Черный Паша удивленно уставился на друга. Всецело занятый лишь своими переживаниями, он давно ничего не замечал…

— Дак… это… он же её брат!

— Ну так что? Вы сами не знаете, где голову преклоните.

— Об этом ты с Катериной разговаривай… Слушай, Батя, а может, и ты с нами?

— Нет, Дмитро, я уже пробовал: в городе мне не житье!

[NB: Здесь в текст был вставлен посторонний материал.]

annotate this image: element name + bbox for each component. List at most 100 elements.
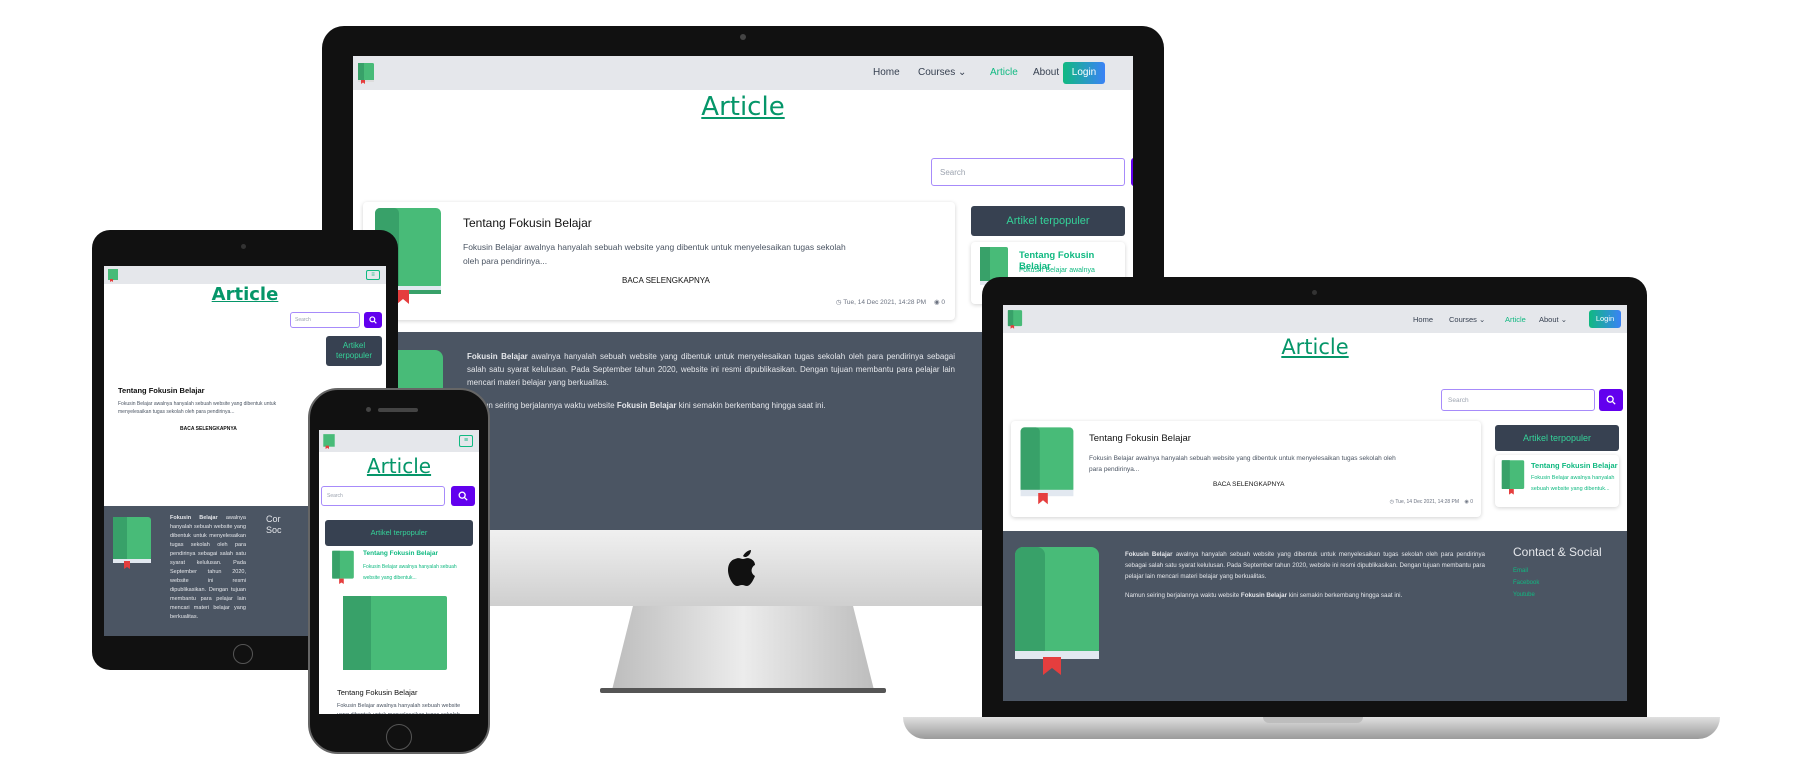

— Честно говоря, Митрофан, я не верю, что вы найдете этих духоборов. А камешки… пусть они останутся у тебя! Не заладятся дела — продашь. Их должно надолго хватить… Я вот что думаю: мало ли, что может случиться: сегодня одна власть, завтра — другая. Может, придется ноги в руки, и бегом! Давай через годик сговоримся встретиться где-то в городе помельче. Скажем, в Перми или Уфе. Пусть это будет 9 июня — день твоего рождения. Я запомню, да и ты не забудешь. На центральной площади возле главного памятника. В полдень. За год много воды утечет, но ничего другого насчет будущей встречи мне в голову не приходит. Не хотелось бы расставаться навсегда…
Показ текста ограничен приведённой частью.